Die Übergangsphase ist momentan nochmal richtig schlimm. Seit Wochen stauen sich die Aufträge, weil ich im neuen Job alles gebe und danach noch fast jeden Tag bis sehr spät abends im Studio sitze, um Fotos zu bearbeiten, und trotzdem komme ich nicht nach. Achja, und dann möchten viele Leute ja auch noch Pass- und Bewerbungsfotos haben. Und die Konfirmation, die im Frühjahr nicht stattfinden konnte, wurde jetzt nachgeholt. E-Mails müssen auch beantwortet werden.

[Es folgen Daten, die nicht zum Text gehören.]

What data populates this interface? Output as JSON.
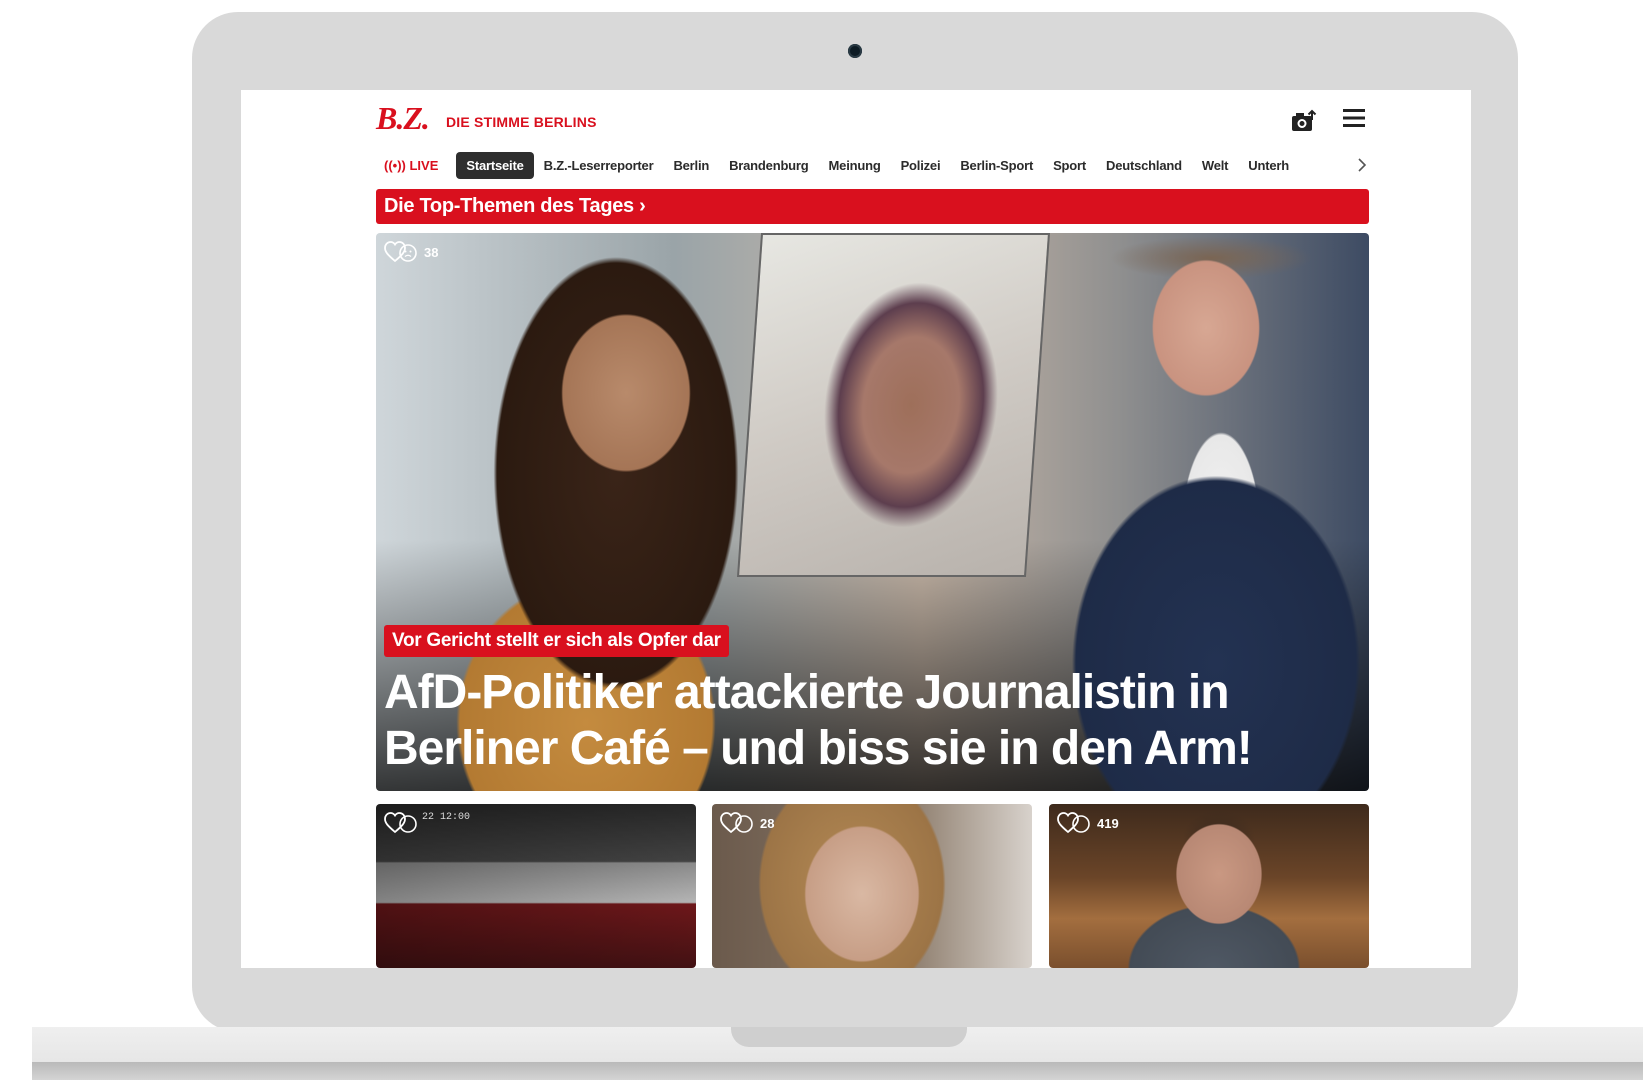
{
  "brand": {
    "logo_mark": "B.Z.",
    "tagline": "DIE STIMME BERLINS",
    "accent": "#d9101e"
  },
  "header": {
    "upload_icon": "camera-upload-icon",
    "menu_icon": "hamburger-menu-icon"
  },
  "nav": {
    "live_label": "((•)) LIVE",
    "items": [
      {
        "label": "Startseite",
        "active": true
      },
      {
        "label": "B.Z.-Leserreporter"
      },
      {
        "label": "Berlin"
      },
      {
        "label": "Brandenburg"
      },
      {
        "label": "Meinung"
      },
      {
        "label": "Polizei"
      },
      {
        "label": "Berlin-Sport"
      },
      {
        "label": "Sport"
      },
      {
        "label": "Deutschland"
      },
      {
        "label": "Welt"
      },
      {
        "label": "Unterh"
      }
    ],
    "next_icon": "chevron-right-icon"
  },
  "top_themes": {
    "label": "Die Top-Themen des Tages ›"
  },
  "hero": {
    "reactions": "38",
    "kicker": "Vor Gericht stellt er sich als Opfer dar",
    "headline_line1": "AfD-Politiker attackierte Journalistin in",
    "headline_line2": "Berliner Café – und biss sie in den Arm!"
  },
  "cards": [
    {
      "reactions": "",
      "timestamp": "22 12:00"
    },
    {
      "reactions": "28"
    },
    {
      "reactions": "419"
    }
  ]
}
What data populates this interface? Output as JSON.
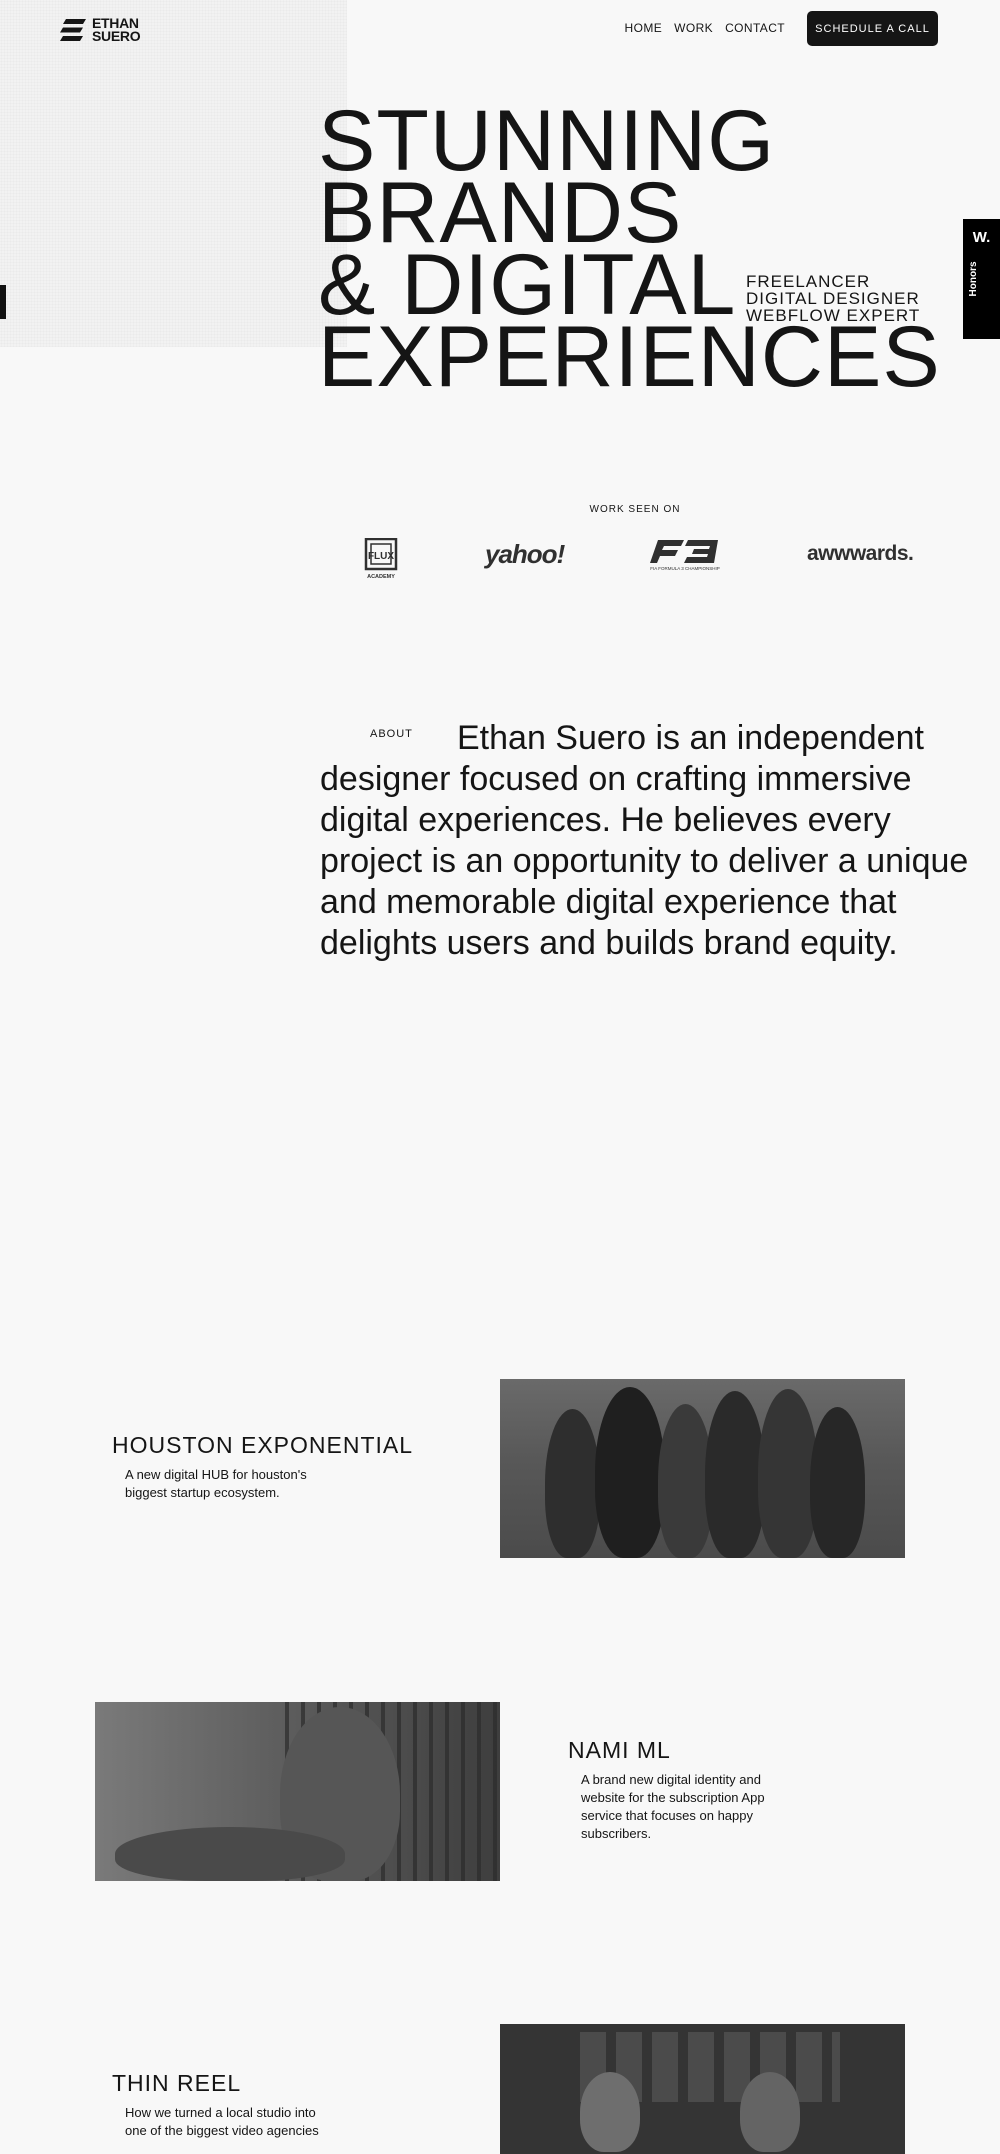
{
  "header": {
    "logo_line1": "ETHAN",
    "logo_line2": "SUERO",
    "nav": [
      "HOME",
      "WORK",
      "CONTACT"
    ],
    "cta": "SCHEDULE A CALL"
  },
  "hero": {
    "lines": [
      "STUNNING",
      "BRANDS",
      "& DIGITAL",
      "EXPERIENCES"
    ],
    "roles": [
      "FREELANCER",
      "DIGITAL DESIGNER",
      "WEBFLOW EXPERT"
    ]
  },
  "honors": {
    "mark": "W.",
    "label": "Honors"
  },
  "seen_on": {
    "label": "WORK SEEN ON",
    "flux_caption": "ACADEMY",
    "yahoo": "yahoo!",
    "f3_caption": "FIA FORMULA 3 CHAMPIONSHIP",
    "awwwards": "awwwards."
  },
  "about": {
    "label": "ABOUT",
    "text": "Ethan Suero is an independent designer focused on crafting immersive digital experiences. He believes every project is an opportunity to deliver a unique and memorable digital experience that delights users and builds brand equity."
  },
  "projects": [
    {
      "title": "HOUSTON EXPONENTIAL",
      "desc": "A new digital HUB for houston's biggest startup ecosystem."
    },
    {
      "title": "NAMI ML",
      "desc": "A brand new digital identity and website for the subscription App service that focuses on happy subscribers."
    },
    {
      "title": "THIN REEL",
      "desc": "How we turned a local studio into one of the biggest video agencies"
    }
  ]
}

Und übrigens läuft der Leasingvertrag von meinem Auto in zwei Wochen aus und ich habe einfach keinen Kopf dafür, mich über Alternativen schlau zu machen.

Jetzt habe ich die Reißleine gezogen und nehme für Oktober keine Termine mehr an. Weil ich endlich alles wegarbeiten möchte. Weil ich nicht mehr kann. In Zukunft werde ich sehr viel weniger Fototermine annehmen, um lange Wartezeiten für meine Kunden zu vermeiden und um auch noch Zeit zu haben, um meine Familie und Freunde hin und wieder in entspannter Atmosphäre sehen zu können. Dieses Ziel ist in Reichweite und ich bin mir sehr sicher, wenn ich es erreicht habe, werde ich es sehr genießen.

Und wie geht es dann weiter? Das wird sich zeigen. Ich war schon immer offen für Neues und liebe es, neue Erfahrungen zu sammeln, neues zu lernen und mich persönlich weiter zu entwickeln. Mein neuer Job gefällt mir sehr gut und ich fühle mich dort wohl und das ist für mich momentan das Wichtigste. Wenn du bis hierhin gelesen hast, bist du vermutlich ein Freund, ein lieber (Stamm-)Kunde oder jemand, der mich im Laufe meiner Selbstständigkeit schon unterstützt hat. Und dafür sage ich: Danke!